Começou, então, um movimento pela beleza real e pela educação das meninas, mais sujeitas à pressão da imagem, para que soubessem que os padrões de beleza preconizados pelos diferentes meios não eram saudáveis, e que as modelos e actrizes também tinham celulite e sinais e papos debaixo dos olhos. Tentámos mostrar às raparigas (mas também aos rapazes) que todos os corpos têm a sua beleza, e que os padrões que nos são impostos são fabricados por indústrias que nos querem vender cremes e roupas e os mais variados objectos. E é bem mais fácil vender o que quer que seja a pessoas que estão inseguras ou insatisfeitas com a sua imagem. Penso que alcançámos progressos importantes. Começámos, inclusive, a ver nos desfiles e nos cartazes publicitários pessoas de diferentes tamanhos, raças e etnias, algumas carecas, outras tatuadas, algumas com sardas outras com vitiligo. Uma verdadeira celebração da diversidade.

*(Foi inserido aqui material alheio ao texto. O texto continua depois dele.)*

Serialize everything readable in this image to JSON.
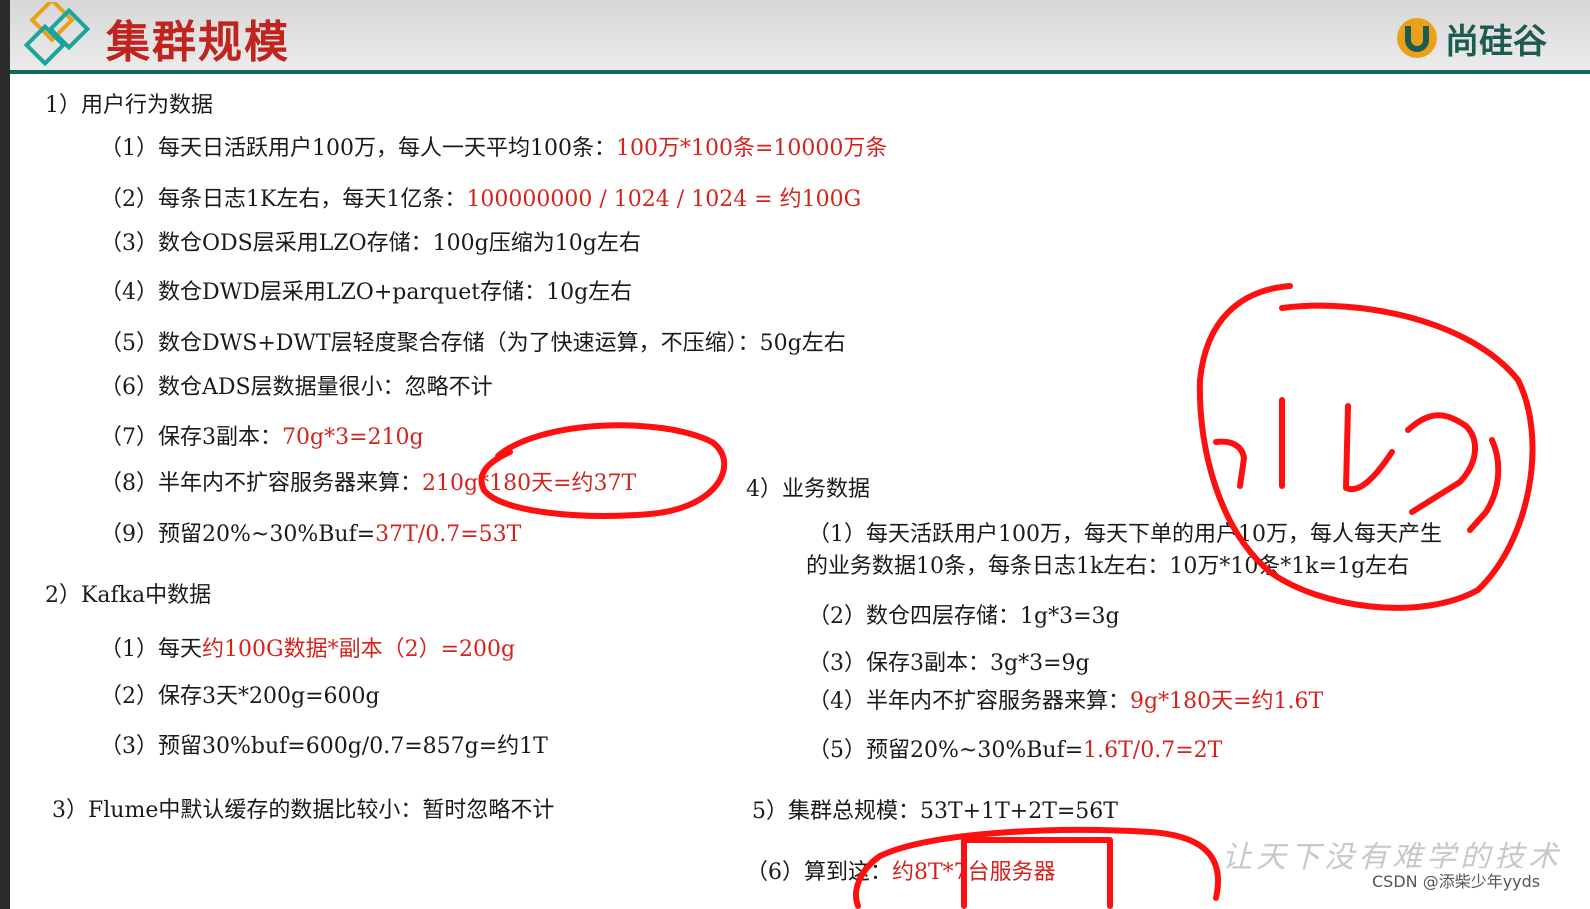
{
  "header": {
    "title": "集群规模",
    "brand_text": "尚硅谷",
    "brand_icon": "u-logo-icon"
  },
  "section1": {
    "heading": "1）用户行为数据",
    "items": [
      {
        "label": "（1）每天日活跃用户100万，每人一天平均100条：",
        "highlight": "100万*100条=10000万条"
      },
      {
        "label": "（2）每条日志1K左右，每天1亿条：",
        "highlight": "100000000 / 1024 / 1024 = 约100G"
      },
      {
        "label": "（3）数仓ODS层采用LZO存储：100g压缩为10g左右",
        "highlight": ""
      },
      {
        "label": "（4）数仓DWD层采用LZO+parquet存储：10g左右",
        "highlight": ""
      },
      {
        "label": "（5）数仓DWS+DWT层轻度聚合存储（为了快速运算，不压缩）：50g左右",
        "highlight": ""
      },
      {
        "label": "（6）数仓ADS层数据量很小：忽略不计",
        "highlight": ""
      },
      {
        "label": "（7）保存3副本：",
        "highlight": "70g*3=210g"
      },
      {
        "label": "（8）半年内不扩容服务器来算：",
        "highlight": "210g*180天=约37T"
      },
      {
        "label": "（9）预留20%~30%Buf=",
        "highlight": "37T/0.7=53T"
      }
    ]
  },
  "section2": {
    "heading": "2）Kafka中数据",
    "items": [
      {
        "label": "（1）每天",
        "highlight": "约100G数据*副本（2）=200g"
      },
      {
        "label": "（2）保存3天*200g=600g",
        "highlight": ""
      },
      {
        "label": "（3）预留30%buf=600g/0.7=857g=约1T",
        "highlight": ""
      }
    ]
  },
  "section3": {
    "heading": "3）Flume中默认缓存的数据比较小：暂时忽略不计"
  },
  "section4": {
    "heading": "4）业务数据",
    "items": [
      {
        "label": "（1）每天活跃用户100万，每天下单的用户10万，每人每天产生",
        "highlight": ""
      },
      {
        "label": "的业务数据10条，每条日志1k左右：10万*10条*1k=1g左右",
        "highlight": ""
      },
      {
        "label": "（2）数仓四层存储：1g*3=3g",
        "highlight": ""
      },
      {
        "label": "（3）保存3副本：3g*3=9g",
        "highlight": ""
      },
      {
        "label": "（4）半年内不扩容服务器来算：",
        "highlight": "9g*180天=约1.6T"
      },
      {
        "label": "（5）预留20%~30%Buf=",
        "highlight": "1.6T/0.7=2T"
      }
    ]
  },
  "section5": {
    "heading": "5）集群总规模：53T+1T+2T=56T"
  },
  "section6": {
    "label": "（6）算到这：",
    "highlight": "约8T*7台服务器"
  },
  "watermark": "让天下没有难学的技术",
  "credit": "CSDN @添柴少年yyds",
  "colors": {
    "title_red": "#c0241e",
    "highlight_red": "#d4231c",
    "header_line": "#14675f",
    "annotation_red": "#ff1010"
  }
}
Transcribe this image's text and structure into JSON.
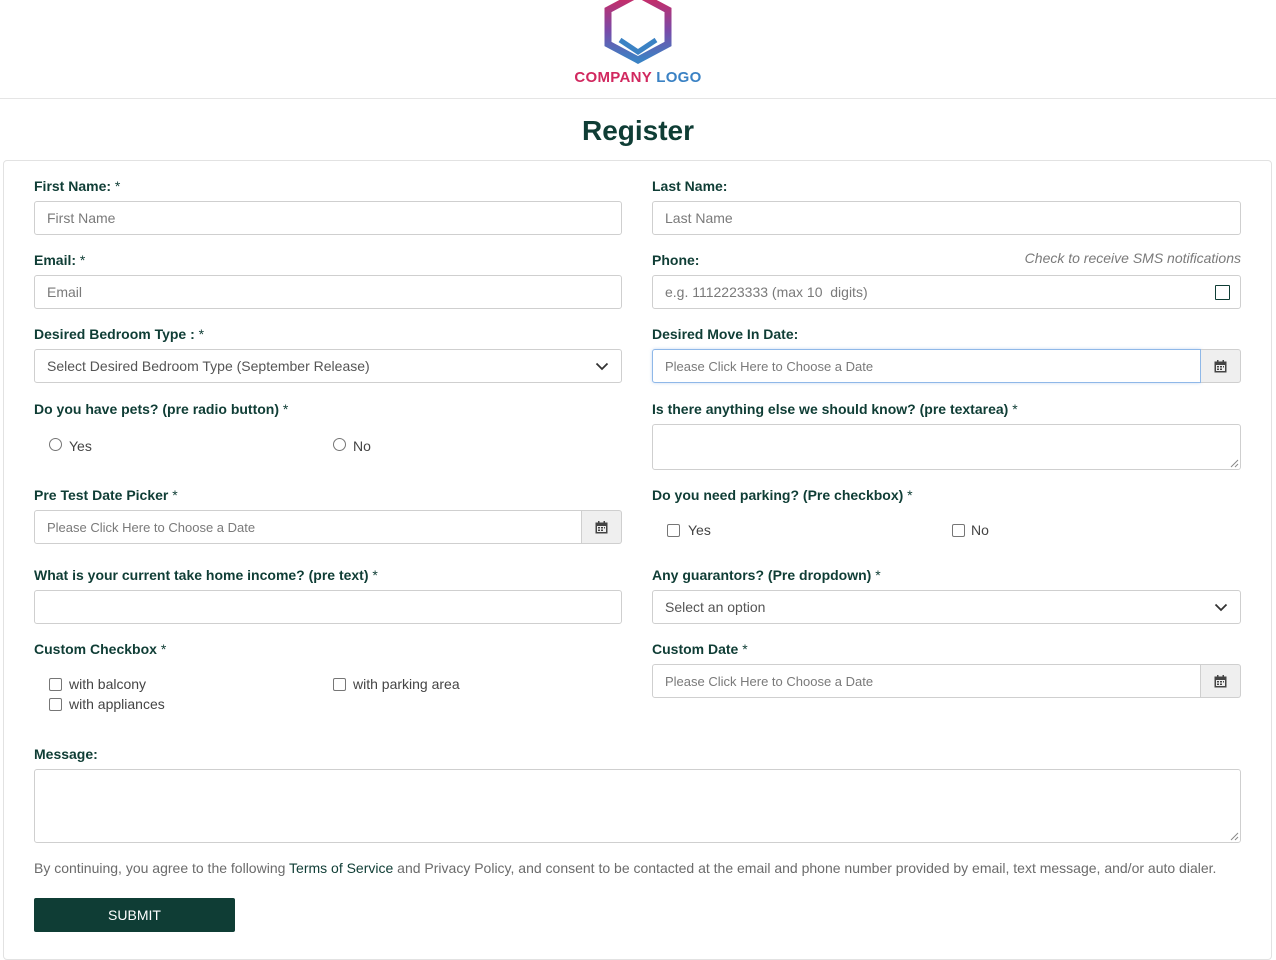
{
  "logo": {
    "word1": "COMPANY",
    "word2": "LOGO",
    "icon": "hexagon-logo-icon"
  },
  "page_title": "Register",
  "form": {
    "first_name": {
      "label": "First Name:",
      "required": "*",
      "placeholder": "First Name"
    },
    "last_name": {
      "label": "Last Name:",
      "placeholder": "Last Name"
    },
    "email": {
      "label": "Email:",
      "required": "*",
      "placeholder": "Email"
    },
    "phone": {
      "label": "Phone:",
      "placeholder": "e.g. 1112223333 (max 10  digits)",
      "sms_hint": "Check to receive SMS notifications",
      "sms_checked": false
    },
    "bedroom": {
      "label": "Desired Bedroom Type :",
      "required": "*",
      "selected": "Select Desired Bedroom Type (September Release)"
    },
    "move_in": {
      "label": "Desired Move In Date:",
      "placeholder": "Please Click Here to Choose a Date"
    },
    "pets": {
      "label": "Do you have pets? (pre radio button)",
      "required": "*",
      "options": [
        "Yes",
        "No"
      ]
    },
    "anything_else": {
      "label": "Is there anything else we should know? (pre textarea)",
      "required": "*"
    },
    "pre_test_date": {
      "label": "Pre Test Date Picker",
      "required": "*",
      "placeholder": "Please Click Here to Choose a Date"
    },
    "parking": {
      "label": "Do you need parking? (Pre checkbox)",
      "required": "*",
      "options": [
        "Yes",
        "No"
      ]
    },
    "income": {
      "label": "What is your current take home income? (pre text)",
      "required": "*"
    },
    "guarantors": {
      "label": "Any guarantors? (Pre dropdown)",
      "required": "*",
      "selected": "Select an option"
    },
    "custom_checkbox": {
      "label": "Custom Checkbox",
      "required": "*",
      "options": [
        "with balcony",
        "with parking area",
        "with appliances"
      ]
    },
    "custom_date": {
      "label": "Custom Date",
      "required": "*",
      "placeholder": "Please Click Here to Choose a Date"
    },
    "message": {
      "label": "Message:"
    }
  },
  "disclaimer": {
    "part1": "By continuing, you agree to the following ",
    "terms": "Terms of Service",
    "part2": " and Privacy Policy, and consent to be contacted at the email and phone number provided by email, text message, and/or auto dialer."
  },
  "submit_label": "SUBMIT",
  "colors": {
    "primary": "#0f3d35",
    "logo_pink": "#d1285f",
    "logo_blue": "#3b82c4"
  }
}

Até que surgiram as influencers e as redes sociais, Kardashians e que tais, combinação explosiva de futilidade e de manipulação, fazendo com que, nos últimos anos, muitas das conquistas alcançadas tivessem ido por água abaixo. O mundo sucumbiu à ditadura da imagem e à consequente normalização do uso do Botox, do silicone e dos mais diversos procedimentos de emagrecimento e rejuvenescimento, numa busca insana pela juventude eterna. Este ideal, que nada tem que ver com envelhecer bem ou ter cuidados de saúde, é a negação absoluta do envelhecimento. Em vez de aceitarmos a passagem do tempo como uma bênção, caminhamos para uma sociedade em que é proibido parecer ter mais de trinta anos. Vemos crianças a usarem séruns, raparigas a fazer preenchimentos, e mulheres maduras desfiguradas, a achar o máximo serem confundidas com as filhas. Incluindo aquelas incrivelmente bonitas, ícones de beleza de outros tempos, que não aceitam as rugas, a flacidez ou os quilos a mais. Entrámos na era do anti-envelhecer, mas também da gordofobia.

Como se não bastasse toda esta insanidade, que só serve para perpetuar inseguranças e convencer-nos de que só a juventude é bela e só um corpo escultural é atraente, chegam as modelos criadas por inteligência artificial, mulheres (e homens!) geradas por computador para responder aos mais exigentes padrões e medidas, alimentando a espiral da ínvia busca pela perfeição. Modelos usados em publicidade, mas também nas redes sociais e, em breve, no cinema, a quem tudo assenta como uma luva, incluindo ordens e directrizes.

Preocupa-me o desemprego a que muitas pessoas destas e de outras indústrias estão condenadas, mas preocupa-me muito mais a normalização de uma estética que nenhum ser humano conseguirá alcançar. Preocupa-me que os meus filhos venham a viver numa insatisfação permanente com a sua imagem ou em busca de parceiros que correspondam a um padrão que não é nem humano nem alcançável. E tudo isto para que as marcas poupem uns trocos e não tenham de lidar com os erros e imperfeições dos seres humanos.